Et voilà pourquoi Sainte-Thérèse s’écriait si souvent, dans l’excès de son amour pour Dieu : ou souffrir, Seigneur, ou mourir !

Les plus grands Saints dans le ciel sont ceux qui ont le plus souffert sur la terre ; qui ont été le plus tentés, le plus éprouvés de toutes les manières : c’est donc une déplorable illusion de vouloir devenir un Saint, sans prendre sa croix et gravir le calvaire : « le saint est un être fondu avec la douleur ! »

Le christianisme est une religion d’amour ; or, aimer, ici-bas, vous le savez c’est souffrir : le christianisme est donc une religion de douleur et de souffrance ; la vie du chrétien est un combat incessant, une longue passion, un drame sublime ! Le chrétien est toujours aux prises avec de terribles ennemis, qui, sans cesse terrassés, renaissent sans cesse, comme les têtes de l’hydre, et l’attaquent avec fureur, lorsqu’ils ne peuvent le surprendre par la ruse, ou le séduire, en se transformant en anges de lumière.

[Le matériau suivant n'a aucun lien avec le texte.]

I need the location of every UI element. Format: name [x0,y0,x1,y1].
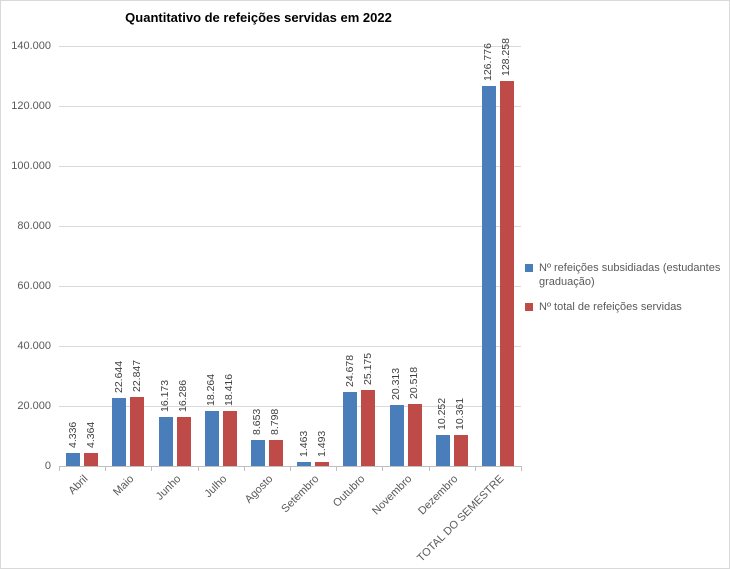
bar-value-label: 22.847 [130,360,143,393]
gridline [59,345,521,347]
bar [297,461,312,466]
bar-value-label: 8.653 [251,408,264,436]
x-axis-tick [151,466,153,471]
legend-swatch-icon [525,303,533,311]
bar [112,398,127,466]
category-label: Agosto [242,473,276,506]
bar-value-label: 128.258 [500,38,513,77]
bar [389,405,404,466]
category-label: Maio [111,473,137,499]
x-axis-tick [197,466,199,471]
bar-value-label: 20.313 [390,367,402,401]
x-axis-tick [382,466,384,471]
bar-value-label: 24.678 [343,354,356,387]
bar-value-label: 1.493 [315,430,328,457]
gridline [59,285,521,287]
gridline [59,165,521,167]
legend-label: Nº refeições subsidiadas (estudantes gra… [539,262,721,288]
legend: Nº refeições subsidiadas (estudantes gra… [525,261,727,325]
x-axis-tick [521,466,522,471]
gridline [59,45,521,47]
chart-title: Quantitativo de refeições servidas em 20… [125,10,392,25]
y-axis-label: 120.000 [11,99,51,112]
category-label: TOTAL DO SEMESTRE [415,473,507,565]
bar [176,417,191,466]
x-axis-tick [474,466,476,471]
category-label: Setembro [279,473,322,516]
bar-value-label: 16.173 [159,380,171,413]
legend-item: Nº refeições subsidiadas (estudantes gra… [525,261,727,289]
bar [268,439,283,466]
legend-swatch-icon [525,264,533,272]
category-label: Novembro [369,473,414,518]
category-label: Outubro [331,473,368,510]
bar [84,452,99,466]
y-axis-label: 80.000 [17,219,51,232]
y-axis-label: 40.000 [17,339,51,352]
y-axis-label: 0 [44,459,51,472]
y-axis-label: 140.000 [11,39,51,52]
x-axis-tick [243,466,245,471]
x-axis-tick [59,466,60,471]
bar [481,85,496,466]
y-axis-label: 100.000 [11,159,51,172]
bar [315,461,330,466]
bar-value-label: 10.252 [436,398,449,431]
bar-value-label: 16.286 [177,380,189,413]
legend-label: Nº total de refeições servidas [539,301,682,313]
bar-value-label: 4.336 [66,421,79,448]
x-axis-tick [290,466,291,471]
bar-value-label: 10.361 [454,397,467,430]
bar-value-label: 22.644 [112,360,125,394]
y-axis-label: 20.000 [17,399,51,412]
bar-value-label: 20.518 [408,367,420,400]
bar-value-label: 8.798 [269,408,282,435]
bar [361,390,376,466]
bar [343,391,358,466]
bar [499,81,514,466]
legend-item: Nº total de refeições servidas [525,300,727,314]
bar [204,411,219,466]
bar [407,404,422,466]
category-label: Junho [153,473,183,503]
bar [453,434,468,466]
bar-value-label: 4.364 [84,421,97,448]
bar [66,452,81,466]
bar-value-label: 1.463 [297,430,310,457]
bar [250,440,265,466]
bar [158,417,173,466]
x-axis-tick [428,466,430,471]
gridline [59,105,521,107]
bar-value-label: 25.175 [361,353,374,386]
bar [222,410,237,466]
bar [435,435,450,466]
y-axis-label: 60.000 [17,279,51,292]
bar-value-label: 18.264 [205,374,218,407]
gridline [59,405,521,407]
bar-value-label: 126.776 [482,42,495,81]
gridline [59,225,521,227]
x-axis-tick [336,466,338,471]
bar-value-label: 18.416 [223,373,236,406]
bar [130,397,145,466]
x-axis-tick [105,466,107,471]
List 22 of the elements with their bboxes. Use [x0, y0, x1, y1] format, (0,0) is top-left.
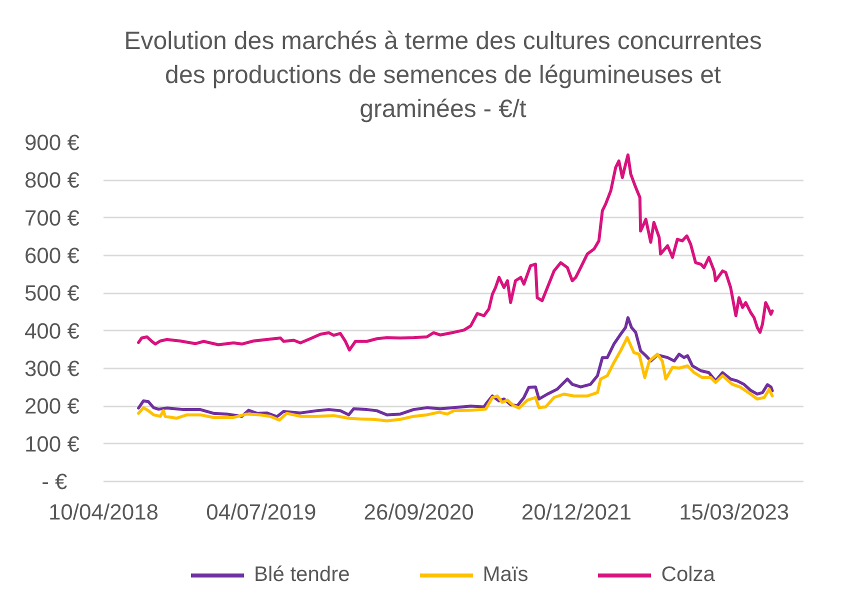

On entend souvent dire dans le monde, qu’on doit faire son salut gaiement, joyeusement, en cueillant des fleurs ; que le bon Dieu n’est pas si exigeant : oui, il faut au monde un christianisme mondanisé, accommodé à ses goûts et à ses faiblesses ; il lui faut un christianisme facile et complaisant : mais qu’il est différent, ce christianisme adultère, de celui qui est enseigné dans l’Évangile, et pratiqué par les disciples de la croix ! — Hélas ! que le monde est tristement heureux, et que le Saint est heureusement triste ! Vœ mundo a scandalis, — malheur, malheur au monde, à cause de ses scandales et de sa joie impie ! Heureux ceux à qui Dieu a fait la grâce de le connaître et de l’aimer seul ! Heureuses les vierges du cloître ! Heureux les solitaires, les anges des Thébaïdes !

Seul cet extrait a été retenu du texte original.